Los trabajos actuales Sobre “lo que sale” y los límites

In the last section we presented the protocol. Here we will try to explain some of our design decisions and show how they relate to the properties we want our system to satisfy.

There are several novel aspects in the design of our censorship resistant system as compared to existing architectures:

• Replication. The use of a Peer-to-Peer layer such as PAST to replicate state in forwarders and storers.

• Forwarders. The use of forwarders to provide an extra layer of indirection and prevent the storers from being visible by clients.

• Encryption of shares. Storing the shares in an encrypted form and keeping the keys at the forwarders.

• Decrypters. The use of separate nodes (as opposed to, for instance, forwarders) to decrypt shares.

8.3.1 Replication

Replication of state in the system provides fault tolerance, efficiency and prevents several kinds of attacks.

Firstly, it makes denial of service attacks and simple efforts to take down individ- ual forwarders ineffective because there are always a number of other hosts ready to forward requests. Furthermore, even if the attacker succeeds in taking down a particular forwarder, state will be replicated onto a new node which will also start forwarding requests.

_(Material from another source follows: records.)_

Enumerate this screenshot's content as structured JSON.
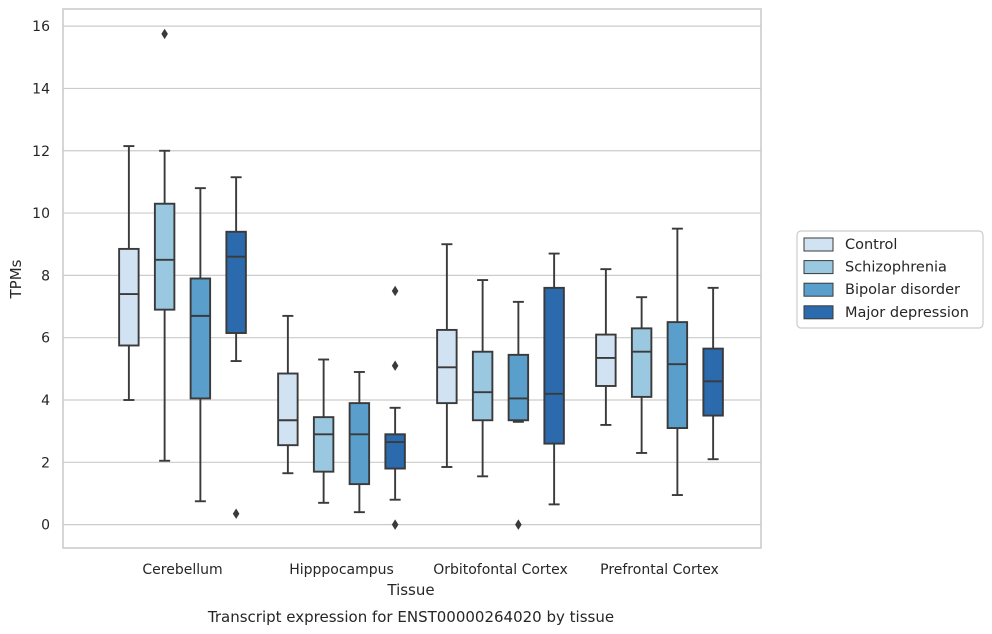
{
  "chart_data": {
    "type": "boxplot",
    "caption": "Transcript expression for ENST00000264020 by tissue",
    "xlabel": "Tissue",
    "ylabel": "TPMs",
    "ylim": [
      -0.75,
      16.55
    ],
    "yticks": [
      0,
      2,
      4,
      6,
      8,
      10,
      12,
      14,
      16
    ],
    "ytick_labels": [
      "0",
      "2",
      "4",
      "6",
      "8",
      "10",
      "12",
      "14",
      "16"
    ],
    "grid": "horizontal",
    "legend_position": "right",
    "categories": [
      "Cerebellum",
      "Hipppocampus",
      "Orbitofontal Cortex",
      "Prefrontal Cortex"
    ],
    "colors": {
      "Control": "#d1e2f2",
      "Schizophrenia": "#9ac8e0",
      "Bipolar disorder": "#5a9fcc",
      "Major depression": "#2a6aad",
      "edge": "#3a3a3a",
      "grid": "#cccccc",
      "frame": "#cccccc"
    },
    "series": [
      {
        "name": "Control",
        "boxes": [
          {
            "whislo": 4.0,
            "q1": 5.75,
            "med": 7.4,
            "q3": 8.85,
            "whishi": 12.15,
            "fliers": []
          },
          {
            "whislo": 1.65,
            "q1": 2.55,
            "med": 3.35,
            "q3": 4.85,
            "whishi": 6.7,
            "fliers": []
          },
          {
            "whislo": 1.85,
            "q1": 3.9,
            "med": 5.05,
            "q3": 6.25,
            "whishi": 9.0,
            "fliers": []
          },
          {
            "whislo": 3.2,
            "q1": 4.45,
            "med": 5.35,
            "q3": 6.1,
            "whishi": 8.2,
            "fliers": []
          }
        ]
      },
      {
        "name": "Schizophrenia",
        "boxes": [
          {
            "whislo": 2.05,
            "q1": 6.9,
            "med": 8.5,
            "q3": 10.3,
            "whishi": 12.0,
            "fliers": [
              15.75
            ]
          },
          {
            "whislo": 0.7,
            "q1": 1.7,
            "med": 2.9,
            "q3": 3.45,
            "whishi": 5.3,
            "fliers": []
          },
          {
            "whislo": 1.55,
            "q1": 3.35,
            "med": 4.25,
            "q3": 5.55,
            "whishi": 7.85,
            "fliers": []
          },
          {
            "whislo": 2.3,
            "q1": 4.1,
            "med": 5.55,
            "q3": 6.3,
            "whishi": 7.3,
            "fliers": []
          }
        ]
      },
      {
        "name": "Bipolar disorder",
        "boxes": [
          {
            "whislo": 0.75,
            "q1": 4.05,
            "med": 6.7,
            "q3": 7.9,
            "whishi": 10.8,
            "fliers": []
          },
          {
            "whislo": 0.4,
            "q1": 1.3,
            "med": 2.9,
            "q3": 3.9,
            "whishi": 4.9,
            "fliers": []
          },
          {
            "whislo": 3.3,
            "q1": 3.35,
            "med": 4.05,
            "q3": 5.45,
            "whishi": 7.15,
            "fliers": [
              0.0
            ]
          },
          {
            "whislo": 0.95,
            "q1": 3.1,
            "med": 5.15,
            "q3": 6.5,
            "whishi": 9.5,
            "fliers": []
          }
        ]
      },
      {
        "name": "Major depression",
        "boxes": [
          {
            "whislo": 5.25,
            "q1": 6.15,
            "med": 8.6,
            "q3": 9.4,
            "whishi": 11.15,
            "fliers": [
              0.35
            ]
          },
          {
            "whislo": 0.8,
            "q1": 1.8,
            "med": 2.65,
            "q3": 2.9,
            "whishi": 3.75,
            "fliers": [
              7.5,
              5.1,
              0.0
            ]
          },
          {
            "whislo": 0.65,
            "q1": 2.6,
            "med": 4.2,
            "q3": 7.6,
            "whishi": 8.7,
            "fliers": []
          },
          {
            "whislo": 2.1,
            "q1": 3.5,
            "med": 4.6,
            "q3": 5.65,
            "whishi": 7.6,
            "fliers": []
          }
        ]
      }
    ]
  }
}
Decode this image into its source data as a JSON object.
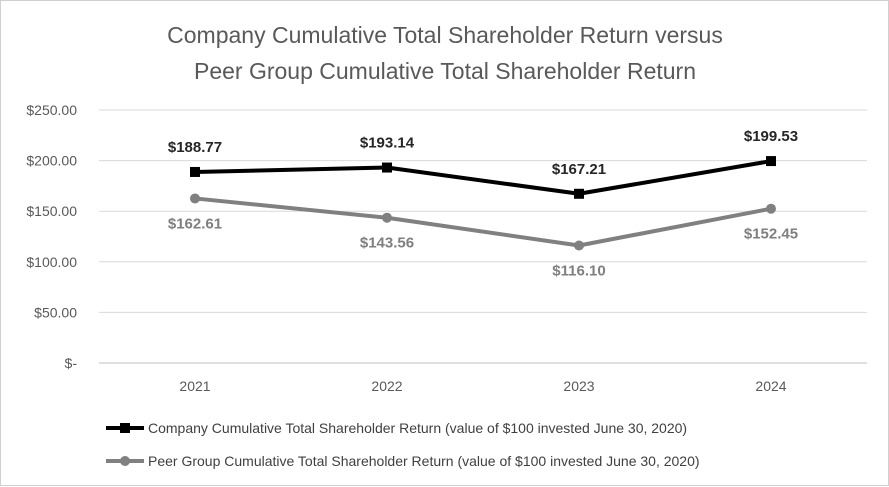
{
  "chart_data": {
    "type": "line",
    "title": [
      "Company Cumulative Total Shareholder Return versus",
      "Peer Group Cumulative Total Shareholder Return"
    ],
    "categories": [
      "2021",
      "2022",
      "2023",
      "2024"
    ],
    "ylim": [
      0,
      250
    ],
    "yticks": [
      {
        "value": 0,
        "label": "$-"
      },
      {
        "value": 50,
        "label": "$50.00"
      },
      {
        "value": 100,
        "label": "$100.00"
      },
      {
        "value": 150,
        "label": "$150.00"
      },
      {
        "value": 200,
        "label": "$200.00"
      },
      {
        "value": 250,
        "label": "$250.00"
      }
    ],
    "grid": true,
    "legend_position": "bottom",
    "series": [
      {
        "name": "Company Cumulative Total Shareholder Return (value of $100 invested June 30, 2020)",
        "values": [
          188.77,
          193.14,
          167.21,
          199.53
        ],
        "labels": [
          "$188.77",
          "$193.14",
          "$167.21",
          "$199.53"
        ],
        "color": "#000000",
        "marker": "square",
        "label_position": "above"
      },
      {
        "name": "Peer Group Cumulative Total Shareholder Return (value of $100 invested June 30, 2020)",
        "values": [
          162.61,
          143.56,
          116.1,
          152.45
        ],
        "labels": [
          "$162.61",
          "$143.56",
          "$116.10",
          "$152.45"
        ],
        "color": "#808080",
        "marker": "circle",
        "label_position": "below"
      }
    ]
  }
}
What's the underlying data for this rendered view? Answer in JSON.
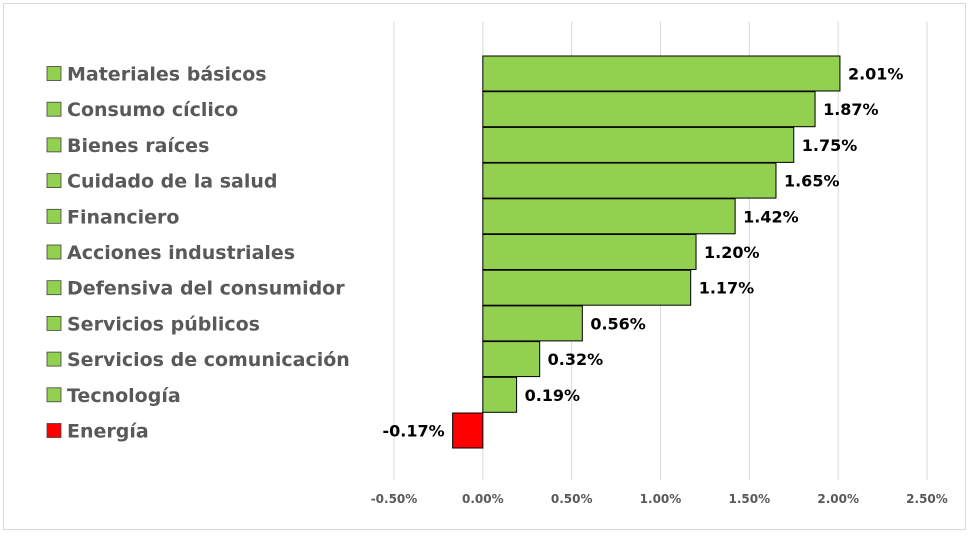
{
  "chart_data": {
    "type": "bar",
    "orientation": "horizontal",
    "categories": [
      "Materiales básicos",
      "Consumo cíclico",
      "Bienes raíces",
      "Cuidado de la salud",
      "Financiero",
      "Acciones industriales",
      "Defensiva del consumidor",
      "Servicios públicos",
      "Servicios de comunicación",
      "Tecnología",
      "Energía"
    ],
    "values": [
      2.01,
      1.87,
      1.75,
      1.65,
      1.42,
      1.2,
      1.17,
      0.56,
      0.32,
      0.19,
      -0.17
    ],
    "value_labels": [
      "2.01%",
      "1.87%",
      "1.75%",
      "1.65%",
      "1.42%",
      "1.20%",
      "1.17%",
      "0.56%",
      "0.32%",
      "0.19%",
      "-0.17%"
    ],
    "x_ticks": [
      -0.5,
      0.0,
      0.5,
      1.0,
      1.5,
      2.0,
      2.5
    ],
    "x_tick_labels": [
      "-0.50%",
      "0.00%",
      "0.50%",
      "1.00%",
      "1.50%",
      "2.00%",
      "2.50%"
    ],
    "xlim": [
      -0.5,
      2.5
    ],
    "grid": "vertical",
    "legend": "left",
    "title": "",
    "xlabel": "",
    "ylabel": "",
    "colors": {
      "positive": "#92d050",
      "negative": "#ff0000",
      "grid": "#d9d9d9",
      "bar_border": "#000000"
    }
  }
}
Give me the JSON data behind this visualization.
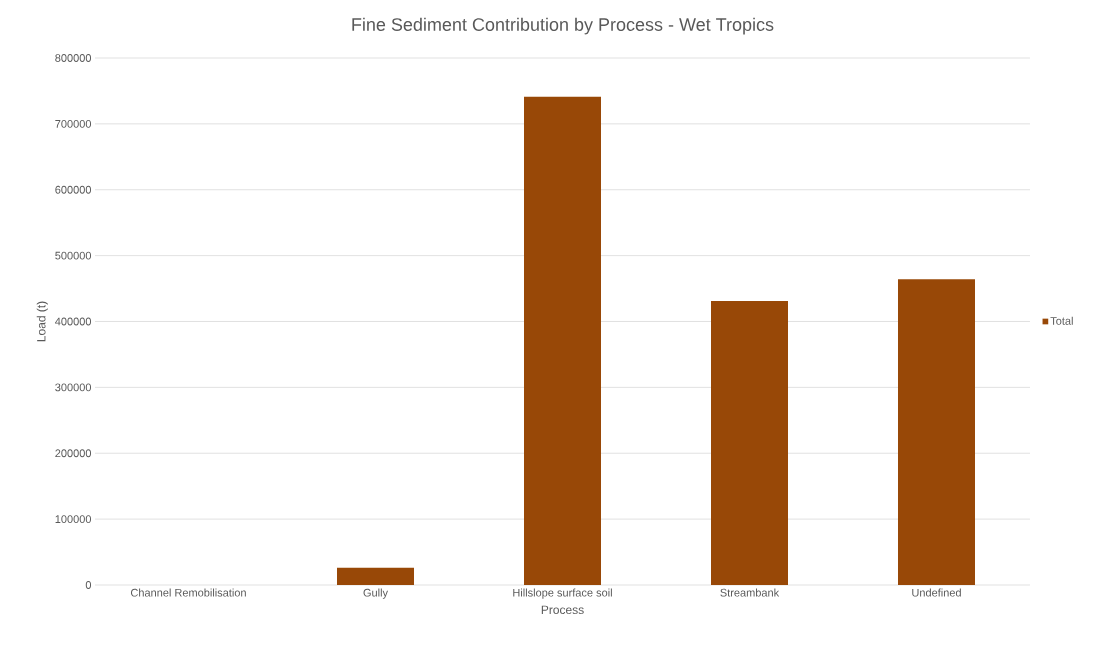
{
  "chart_data": {
    "type": "bar",
    "title": "Fine Sediment Contribution by Process - Wet Tropics",
    "xlabel": "Process",
    "ylabel": "Load (t)",
    "categories": [
      "Channel Remobilisation",
      "Gully",
      "Hillslope surface soil",
      "Streambank",
      "Undefined"
    ],
    "series": [
      {
        "name": "Total",
        "color": "#984807",
        "values": [
          0,
          26000,
          741000,
          431000,
          464000
        ]
      }
    ],
    "ylim": [
      0,
      800000
    ],
    "yticks": [
      0,
      100000,
      200000,
      300000,
      400000,
      500000,
      600000,
      700000,
      800000
    ],
    "grid": "y",
    "legend": "right"
  }
}
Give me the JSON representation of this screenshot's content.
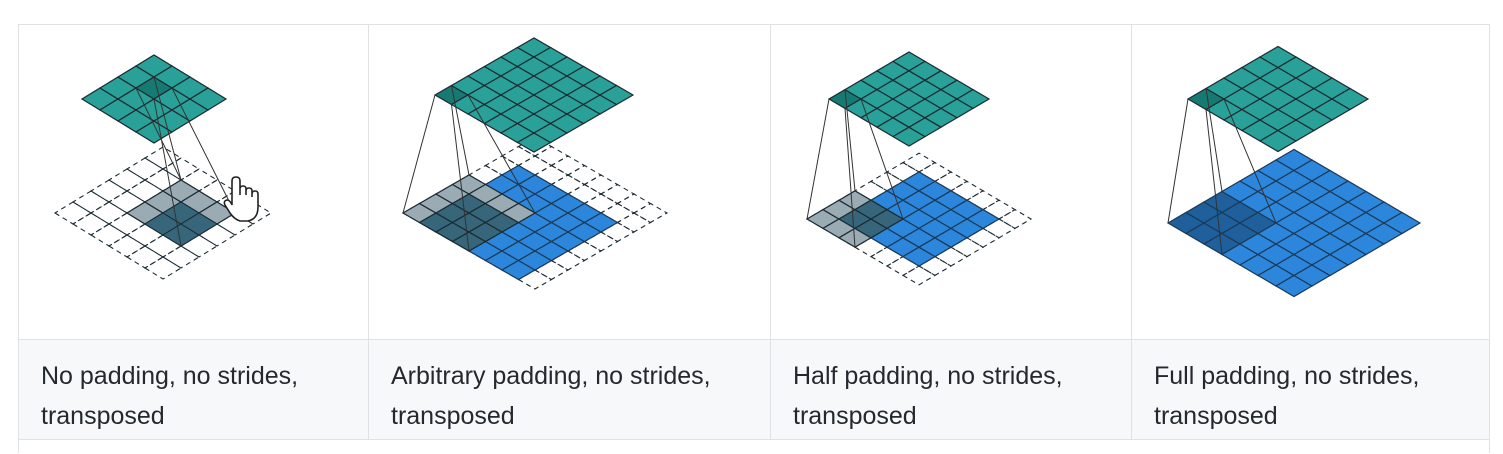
{
  "colors": {
    "output": "#2aa198",
    "output_dark": "#177a72",
    "input": "#2b86dc",
    "input_dark": "#1e5f9c",
    "kernel": "#9aabb3",
    "kernel_dark": "#37657a",
    "border": "#dfe2e5",
    "caption_bg": "#f6f8fa"
  },
  "columns": [
    {
      "caption_line1": "No padding, no strides,",
      "caption_line2": "transposed"
    },
    {
      "caption_line1": "Arbitrary padding, no strides,",
      "caption_line2": "transposed"
    },
    {
      "caption_line1": "Half padding, no strides,",
      "caption_line2": "transposed"
    },
    {
      "caption_line1": "Full padding, no strides,",
      "caption_line2": "transposed"
    }
  ],
  "cursor_icon": "hand-pointer-icon"
}
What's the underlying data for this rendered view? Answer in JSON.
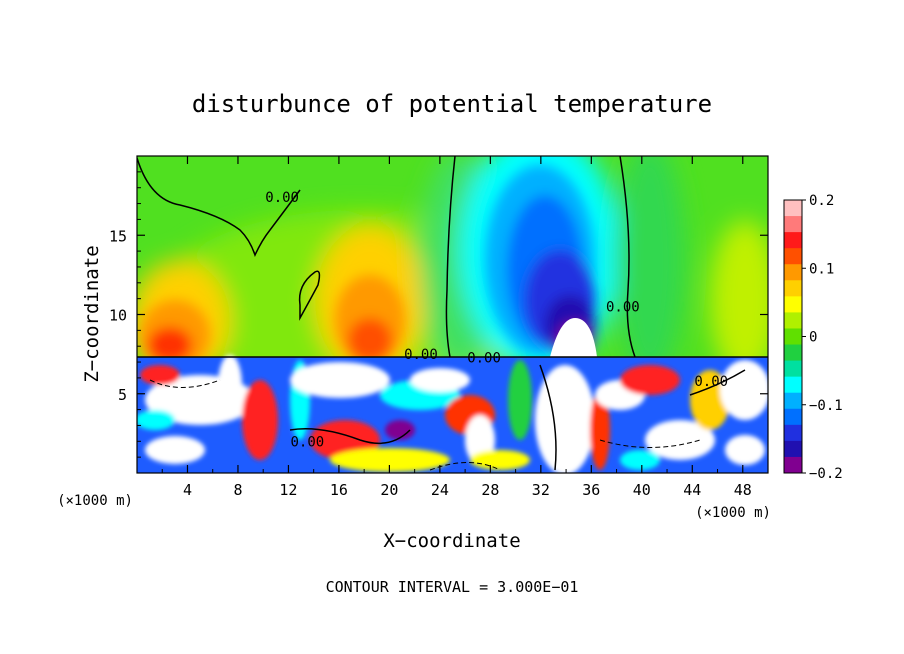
{
  "chart_data": {
    "type": "heatmap",
    "title": "disturbunce of potential temperature",
    "xlabel": "X−coordinate",
    "ylabel": "Z−coordinate",
    "x_unit_left": "(×1000 m)",
    "x_unit_right": "(×1000 m)",
    "footer": "CONTOUR INTERVAL = 3.000E−01",
    "xlim": [
      0,
      50
    ],
    "ylim": [
      0,
      20
    ],
    "x_ticks": [
      4,
      8,
      12,
      16,
      20,
      24,
      28,
      32,
      36,
      40,
      44,
      48
    ],
    "x_tick_labels": [
      "4",
      "8",
      "12",
      "16",
      "20",
      "24",
      "28",
      "32",
      "36",
      "40",
      "44",
      "48"
    ],
    "y_ticks": [
      5,
      10,
      15
    ],
    "y_tick_labels": [
      "5",
      "10",
      "15"
    ],
    "colorbar": {
      "range": [
        -0.2,
        0.2
      ],
      "tick_values": [
        0.2,
        0.1,
        0,
        -0.1,
        -0.2
      ],
      "tick_labels": [
        "0.2",
        "0.1",
        "0",
        "−0.1",
        "−0.2"
      ],
      "colors": [
        "#ffc0c0",
        "#ff7a7a",
        "#ff1a1a",
        "#ff5000",
        "#ff9900",
        "#ffd000",
        "#ffff00",
        "#b0f000",
        "#60e000",
        "#20d040",
        "#00e0a0",
        "#00ffff",
        "#00b0ff",
        "#0070ff",
        "#2030e0",
        "#2010b0",
        "#800090"
      ]
    },
    "contour_labels": [
      {
        "text": "0.00",
        "x": 11.5,
        "z": 17.4
      },
      {
        "text": "0.00",
        "x": 38.5,
        "z": 10.5
      },
      {
        "text": "0.00",
        "x": 22.5,
        "z": 7.5
      },
      {
        "text": "0.00",
        "x": 27.5,
        "z": 7.3
      },
      {
        "text": "0.00",
        "x": 45.5,
        "z": 5.8
      },
      {
        "text": "0.00",
        "x": 13.5,
        "z": 2.0
      }
    ],
    "features": [
      {
        "kind": "warm-lobe",
        "x": 2.5,
        "z": 9.0,
        "value": 0.12
      },
      {
        "kind": "warm-lobe",
        "x": 18.5,
        "z": 10.5,
        "value": 0.11
      },
      {
        "kind": "warm-lobe",
        "x": 47.5,
        "z": 11.0,
        "value": 0.05
      },
      {
        "kind": "cold-core",
        "x": 31.5,
        "z": 13.0,
        "value": -0.14
      },
      {
        "kind": "cold-core",
        "x": 33.5,
        "z": 10.0,
        "value": -0.2
      }
    ]
  }
}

More subtly, it reduces the link between any particular forwarder and the share which has been retrieved. This is because the address for a particular forwarder (for instance, a0) which is published in the anonymous newsgroup denotes a dynamic

set of physical hosts rather than a single machine. This is due to the behaviour of the underlying layer (PAST): if asked to route a request to a node (a0), it does not

necessarily forward it to that specific node, but instead to any node which shares state with a0. Therefore, it is not easy to establish precisely which physical machines

the address a0 represents; indeed, this set changes as machines go down and come

back up.

However, this introduces a slight complication. Although the forwarders share state, they cannot share private keys (it would be impossible to keep these keys secret because the set of forwarders constantly changes as nodes go up and down). Therefore requests addressed to them must be delivered in plaintext4_{. This turns out not to}

be problem here as the attacker who watches traffic arriving at the forwarders sees v0 and rc. The former is public anyway, and the latter gives away no information

about c itself (but enables him to send a fake share to c5_).

8.3.2 Forwarders

The use of forwarders serves several purposes. First of all, they help protect the stor- ers against “Rubber Hose Cryptanalysis” by hiding them from the clients. Secondly, they can help provide active-server document anonymity by randomly introducing new dummy requests into the system and dropping some of the valid ones. Thus, it will make it hard for the storer to find out (part of) which document it is storing, even by acting as a client in the system. Finally, we use the forwarders to store keys which decrypt the shares and forward them to the decrypters.

4_{This means that the last layer of the onion is not encrypted. Therefore, the message is still}

anonymous but not secret.

5_{This does not constitute an attack as the adversary would have to perform this active and}

8.3.3 Encryption of Shares

We have argued that the storers should not be able to see the content they are storing, to prevent the possibility of them being pressured into censorship. Therefore, we must make them store the shares in an encrypted form and stop them from getting hold of the keys which would decrypt the shares. Thus these keys cannot be published as this would enable the storers to retrieve all of them and see which one decrypts each of the shares. Hence they are stored by the forwarders.

8.3.4 Decrypters

Some would argue that the use of decrypters is superfluous. The storer could just send the shares back to the forwarder who would send them back to the client. However, this would expose the forwarder to the risk of being caught red-handed with the share. Furthermore, they might be pressured into installing a filter to censor shares which the attacker does not like. As the forwarder is the publicly visible part of the system (and therefore the most vulnerable), we decided to delegate the task of decrypting the share to a completely different entity who does not have any information about what it is decrypting.

Having looked at the various features of the system, let us see how they combine to protect against the attack we described earlier. First of all, the use of forwarders means that the storers do not have to be included in the address of the document. Furthermore, the use of a strong anonymity system does not allow the storers to be identified even by a global passive adversary who tries to analyse where the messages from the forwarders travel to. Finally, even if the attacker picks a particular storer for reasons other than analysing the communication patterns, he can deny knowledge of the content on his machine – the shares are encrypted and he does not possess the keys. Having established the fact that we protect the storers against this attack, let us consider the forwarders. Certainly, it is possible to determine some of the forwarders for a particular share of a certain document are. However, it is possible for a forwarder to deny that a request for a particular share has been forwarded. Firstly, due to replication of the forwarder state, over time different machines act as forwarders for a singe share, so simply sending a request for a share does not identify the machine which forwarded it. Secondly, even if a record of a forwarder is identified, his link to the document is extremely weak – he forwards what essentially amounts to random bits which may (or may not) cause a part of a document to arrive from a completely different part of the network (the decrypter) later. Certainly, in our view this provides much better protection than, say, Publius.